Physicists have worked out a new method of storing information in the quantum states of atoms in diamond crystals. The scientists linked the spin of individual nitrogen atoms in the diamond--impurities at the jewelry counter, but boons in the physics lab--to the spin of nearby electrons. They could form a quantum link between the spin of the nitrogen atom and the spin of a nearby electron, letting the electron store information more stably than if it were spinning on its own.

When a nitrogen is next to an empty spot in a diamond's carbon framework, it lets off an extra electron,leaving that electron free to have its quantum played around with.

Using what they call "intense microwave fields" [PDF], the physicists were able to link the spin of a nitrogen atom to a neighboring electron, a pairing sparked by magnetic fields.
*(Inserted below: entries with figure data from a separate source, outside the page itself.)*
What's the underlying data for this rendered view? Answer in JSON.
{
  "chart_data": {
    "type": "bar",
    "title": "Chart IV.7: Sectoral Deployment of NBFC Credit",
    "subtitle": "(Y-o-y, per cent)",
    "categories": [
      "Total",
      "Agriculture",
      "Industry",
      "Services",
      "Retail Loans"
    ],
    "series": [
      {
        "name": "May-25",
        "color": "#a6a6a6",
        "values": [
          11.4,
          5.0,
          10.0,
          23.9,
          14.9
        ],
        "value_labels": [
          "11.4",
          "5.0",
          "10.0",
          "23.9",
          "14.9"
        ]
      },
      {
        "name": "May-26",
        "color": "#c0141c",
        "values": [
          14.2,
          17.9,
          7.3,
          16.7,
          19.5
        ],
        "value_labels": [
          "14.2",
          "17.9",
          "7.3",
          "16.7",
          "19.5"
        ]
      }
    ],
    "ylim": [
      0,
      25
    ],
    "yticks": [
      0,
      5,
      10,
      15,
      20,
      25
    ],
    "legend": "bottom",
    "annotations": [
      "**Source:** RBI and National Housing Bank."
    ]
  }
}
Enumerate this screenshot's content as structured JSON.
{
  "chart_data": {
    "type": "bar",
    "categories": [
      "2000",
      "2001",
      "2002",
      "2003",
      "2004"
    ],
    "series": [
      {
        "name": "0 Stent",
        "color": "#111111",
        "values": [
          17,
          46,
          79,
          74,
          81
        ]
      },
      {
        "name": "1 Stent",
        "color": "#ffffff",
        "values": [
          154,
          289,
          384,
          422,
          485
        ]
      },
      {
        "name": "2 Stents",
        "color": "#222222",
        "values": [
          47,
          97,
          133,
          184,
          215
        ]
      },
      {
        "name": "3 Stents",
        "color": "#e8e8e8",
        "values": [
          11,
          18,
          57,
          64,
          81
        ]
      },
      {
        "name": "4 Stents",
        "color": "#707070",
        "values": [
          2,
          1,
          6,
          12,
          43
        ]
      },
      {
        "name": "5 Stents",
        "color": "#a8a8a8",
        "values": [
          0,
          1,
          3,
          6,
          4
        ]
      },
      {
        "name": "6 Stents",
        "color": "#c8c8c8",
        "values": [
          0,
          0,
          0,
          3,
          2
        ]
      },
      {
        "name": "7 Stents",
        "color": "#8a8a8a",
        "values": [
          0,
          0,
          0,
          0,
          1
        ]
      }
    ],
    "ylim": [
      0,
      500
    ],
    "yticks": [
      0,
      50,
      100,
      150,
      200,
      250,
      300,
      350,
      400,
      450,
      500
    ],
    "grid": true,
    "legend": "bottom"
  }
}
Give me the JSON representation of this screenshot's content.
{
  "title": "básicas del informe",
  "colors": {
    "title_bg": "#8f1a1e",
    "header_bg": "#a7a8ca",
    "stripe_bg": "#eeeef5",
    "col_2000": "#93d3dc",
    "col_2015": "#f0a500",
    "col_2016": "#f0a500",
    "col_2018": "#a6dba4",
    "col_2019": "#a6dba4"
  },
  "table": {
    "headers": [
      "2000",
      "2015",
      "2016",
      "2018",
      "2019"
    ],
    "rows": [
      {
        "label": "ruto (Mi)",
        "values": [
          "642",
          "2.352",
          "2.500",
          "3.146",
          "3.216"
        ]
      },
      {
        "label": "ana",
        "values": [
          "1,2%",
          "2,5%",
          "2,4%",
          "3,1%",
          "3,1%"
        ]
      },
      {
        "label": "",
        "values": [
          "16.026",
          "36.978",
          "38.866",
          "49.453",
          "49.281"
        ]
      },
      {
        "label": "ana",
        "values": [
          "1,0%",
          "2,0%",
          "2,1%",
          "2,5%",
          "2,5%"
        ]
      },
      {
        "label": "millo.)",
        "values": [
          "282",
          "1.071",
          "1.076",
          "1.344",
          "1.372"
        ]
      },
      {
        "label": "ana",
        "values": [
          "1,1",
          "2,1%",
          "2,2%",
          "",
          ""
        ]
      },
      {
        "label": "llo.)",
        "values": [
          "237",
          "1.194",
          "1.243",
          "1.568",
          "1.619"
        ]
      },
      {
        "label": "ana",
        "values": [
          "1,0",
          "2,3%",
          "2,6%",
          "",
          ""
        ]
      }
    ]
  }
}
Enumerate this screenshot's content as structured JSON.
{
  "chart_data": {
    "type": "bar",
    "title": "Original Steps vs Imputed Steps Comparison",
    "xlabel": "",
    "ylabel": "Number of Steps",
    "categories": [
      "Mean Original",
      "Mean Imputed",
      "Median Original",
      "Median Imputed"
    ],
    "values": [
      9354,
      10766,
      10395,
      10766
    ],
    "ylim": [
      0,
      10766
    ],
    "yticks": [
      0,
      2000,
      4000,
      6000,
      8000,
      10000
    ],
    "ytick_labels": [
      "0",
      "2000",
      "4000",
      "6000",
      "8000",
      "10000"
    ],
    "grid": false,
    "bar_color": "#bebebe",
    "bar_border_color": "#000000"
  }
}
Scientists have been looking at diamonds--with and without nitrogen impurities--as a quantum computing material for several years, in part because it can store quantum memory at room temperature, not the far-below-freezing temps required by some other materials.

Some have even proposed the idea of diamond supercomputers, which would store millions of times as much data as today's machines. One hurdle in quantum computing is getting the information to last long enough to use it. In the recent study, the nuclear spin stayed coherent for more than a millisecond--enough time for a ten petaflop supercomputer to do ten trillion operations.

But don't start rooting around in your hard drive for a rock just yet; diamond-based quantum computing is still a long way off.